Nevşehir Ülkü Ocakları Başkanı Yahya leblebici, Ali Metin Tokdemir’i vefatının 20. Yılında rahmetle andığını belirtti.

Ülkücülüğün bir yaşam tarzı olduğunun kavranması, hayatımızda da aynen tatbik edilmesi, ahde vefanın iman ve dava esasımız olduğunun anlaşılması açısından Ali Metin Tokdemir’in örnek alınması gereken bir kişiliğe sahip olduğunu belirten Leblebici, Ali Metin Tokdemir, Ülkücü Hareketin tarihine adını altın harflerle yazdırmış, Türk-İslam davası için büyük emekler vermiş, fedakârlıklar göstermiş müstesna bir şahsiyettir. Kendisi, Ülkücü Hareketin her kademesinde alınan görevlerin ne denli büyük vebali olduğunu ve hakkıyla yerine getirilmesi gerektiğini asla aklından çıkarmayarak dürüstlüğünden, dava adamlığından, duruşundan ve ilkelerinden hiçbir zaman taviz vermemiştir. Çeşitli imkânsızlıklara karşı yılmamış, Ülküdaşlarının da umutsuzluğa kapılmasına asla müsaade etmemiştir.” dedi.

Ülkücü her şeyden önce dürüst, sağlam karakterli ve imanlı alması gerektiğini ifade eden Başkan Yahya Leblebici, “Şartlar ne olursa olsun mücadele etmeli, dünyanın fani güzelliklerine ve geçici zevklerine aldanmamalı, şahsi çıkarlarının peşine düşmeden dava bilinciyle yaşamalıdır. Makamlar gelip geçicidir. Şahsım da dâhil olmak üzere hepimiz bugün üstlenmiş bulunduğumuz görevleri ve sahip olduğumuz makamları bir gün mutlaka devredeceğiz. Önemli olan ülkemize ve milletimize, Ülkücü Hareket adına kalıcı eserler bırakabilmek, “Ben” yerine “Biz” diyebilmek ve görevler sona erdikten sonra da davamızın yaşatılmasını ve bir adım daha ileriye taşınmasını kendimize vazife bilip bu uğurda gayret göstermeye devam ederek onurlu bir yaşam sürmektir. Maalesef son dönemde hareketimizden nemalanmaya çalışarak bir yerlere gelme, kendini tanıtma çabasında olan, gaflete düşmüş kimselerin ortaya çıktığına hep birlikte şahit olmaktayız. Rahmetli Ali Metin Tokdemir’in “Ülkücü var. Ülkücü geçinen var. Ülkücüden ve Ülkücülükten geçinenler var” sözünde de ifade ettiği gibi şehitler kervanı olan bu mübarek hareketten menfaat devşirmeye çalışanların sayısı her seçim döneminde olduğu gibi artış göstermiştir. Hareketimizle hiçbir bağlantısı olmayan bir takım zevat, bizlere has bir takım tavırlarla ve simgelerimizi kullanmak suretiyle, gerek üzerlerine atılı “örgüt” suçlamalarından sıyrılmak, gerekse kendilerini “ülkücü” olarak gösterip gerçek kimliklerini gizlemek amacıyla aramıza sızmaya çalışmışlardır. Bu girişimlerinde nispeten başarılı olan bu zevat ortaya çıkan bir takım durumlara ise Ülkücü Harekete asla yakışmayan tavır ve tepkiler vermeleri neticesinde de ifşa olmaktan kurtulamamışlardır.
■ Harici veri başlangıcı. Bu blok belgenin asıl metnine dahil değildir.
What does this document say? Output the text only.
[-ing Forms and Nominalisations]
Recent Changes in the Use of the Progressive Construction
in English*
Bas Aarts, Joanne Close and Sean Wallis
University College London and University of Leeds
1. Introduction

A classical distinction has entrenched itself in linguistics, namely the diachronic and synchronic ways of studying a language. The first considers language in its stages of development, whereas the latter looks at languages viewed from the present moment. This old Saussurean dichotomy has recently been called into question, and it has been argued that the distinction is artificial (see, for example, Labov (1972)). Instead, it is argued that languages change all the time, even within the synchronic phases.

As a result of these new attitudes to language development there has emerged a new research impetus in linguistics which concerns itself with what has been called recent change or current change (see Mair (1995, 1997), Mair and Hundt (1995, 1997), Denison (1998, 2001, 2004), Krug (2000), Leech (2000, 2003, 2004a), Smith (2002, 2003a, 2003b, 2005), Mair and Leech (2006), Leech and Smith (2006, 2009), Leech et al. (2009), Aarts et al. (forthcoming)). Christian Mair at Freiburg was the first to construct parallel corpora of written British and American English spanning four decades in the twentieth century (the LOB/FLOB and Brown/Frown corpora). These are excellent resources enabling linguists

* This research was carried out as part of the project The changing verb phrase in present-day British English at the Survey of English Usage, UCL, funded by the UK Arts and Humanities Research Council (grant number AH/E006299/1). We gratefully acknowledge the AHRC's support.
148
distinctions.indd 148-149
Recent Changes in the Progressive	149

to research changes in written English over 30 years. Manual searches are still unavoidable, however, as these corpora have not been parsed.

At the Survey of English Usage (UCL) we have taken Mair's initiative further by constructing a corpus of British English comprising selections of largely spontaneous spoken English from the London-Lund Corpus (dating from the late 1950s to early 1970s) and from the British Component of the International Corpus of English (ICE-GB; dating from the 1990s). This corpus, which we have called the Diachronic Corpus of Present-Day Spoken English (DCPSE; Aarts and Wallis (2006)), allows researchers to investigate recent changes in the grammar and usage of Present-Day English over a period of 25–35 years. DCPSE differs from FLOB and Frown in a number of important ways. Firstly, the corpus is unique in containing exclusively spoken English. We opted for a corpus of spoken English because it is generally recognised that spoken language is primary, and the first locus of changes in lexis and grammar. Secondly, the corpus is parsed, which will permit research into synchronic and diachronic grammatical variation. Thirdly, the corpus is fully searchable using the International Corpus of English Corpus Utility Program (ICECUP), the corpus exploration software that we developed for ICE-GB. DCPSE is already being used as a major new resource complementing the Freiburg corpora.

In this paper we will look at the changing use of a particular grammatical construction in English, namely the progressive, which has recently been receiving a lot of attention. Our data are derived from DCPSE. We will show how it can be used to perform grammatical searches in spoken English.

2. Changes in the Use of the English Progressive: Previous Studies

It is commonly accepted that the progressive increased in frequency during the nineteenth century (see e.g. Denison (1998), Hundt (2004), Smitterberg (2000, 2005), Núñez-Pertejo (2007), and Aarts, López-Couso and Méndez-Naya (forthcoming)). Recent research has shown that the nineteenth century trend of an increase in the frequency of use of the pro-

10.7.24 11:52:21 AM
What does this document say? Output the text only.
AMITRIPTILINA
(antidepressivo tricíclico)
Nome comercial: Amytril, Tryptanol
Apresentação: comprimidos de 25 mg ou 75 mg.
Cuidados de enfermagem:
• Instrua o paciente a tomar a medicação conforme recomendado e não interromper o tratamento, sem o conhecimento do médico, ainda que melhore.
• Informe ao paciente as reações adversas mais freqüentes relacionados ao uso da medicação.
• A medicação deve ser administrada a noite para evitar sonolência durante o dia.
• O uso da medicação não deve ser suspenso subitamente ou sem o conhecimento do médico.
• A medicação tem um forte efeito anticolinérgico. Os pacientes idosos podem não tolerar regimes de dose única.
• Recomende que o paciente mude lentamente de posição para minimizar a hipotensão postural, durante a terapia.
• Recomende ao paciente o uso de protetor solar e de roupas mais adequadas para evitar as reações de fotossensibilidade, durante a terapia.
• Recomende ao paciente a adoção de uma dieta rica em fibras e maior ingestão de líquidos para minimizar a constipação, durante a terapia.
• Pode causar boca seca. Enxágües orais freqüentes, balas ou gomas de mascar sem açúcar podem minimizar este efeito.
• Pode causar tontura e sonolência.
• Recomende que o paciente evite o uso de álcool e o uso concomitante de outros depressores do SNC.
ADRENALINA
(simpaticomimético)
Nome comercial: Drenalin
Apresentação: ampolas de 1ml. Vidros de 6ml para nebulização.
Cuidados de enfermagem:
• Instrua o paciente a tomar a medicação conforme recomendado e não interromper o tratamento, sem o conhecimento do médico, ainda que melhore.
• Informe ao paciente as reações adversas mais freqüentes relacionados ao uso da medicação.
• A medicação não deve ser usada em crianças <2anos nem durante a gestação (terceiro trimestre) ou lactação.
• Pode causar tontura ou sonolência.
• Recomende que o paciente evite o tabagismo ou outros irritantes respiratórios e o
Ülkücü Hareketin neferleri olarak bu zihniyete sahip kimselere asla fırsat vermedik, bundan sonra da fırsat vermeyeceğiz. Bizimle beraber çileye, vatanımız ve milletimiz için mücadeleye hazır olanların aramızda, Ocağımızda ve gönlümüzde yeri ebediyen saklıdır. Kendini vazgeçilmez zannedenlerin; kimliklerini, kişiliklerini ve neredeyse sahip olduğu her şeyi davamızdan temin ettikleri halde bugün inkâr ve ihanet batağına düşenlerin yakası iki cihanda da bir araya gelmeyecektir. Bizler Başbuğumuz Alparslan Türkeş’in gösterdiği yolda, Ali Metin Tokdemir ve daha nicelerinin mücadele, çille, sabır ve nihayetinde zaferlerle dolu izlerinden gitmeye devam edecek; davamıza ve Ülküdaşlarımıza karşı ahde vefamızı her zaman ve her şartta göstereceğiz.” dedi.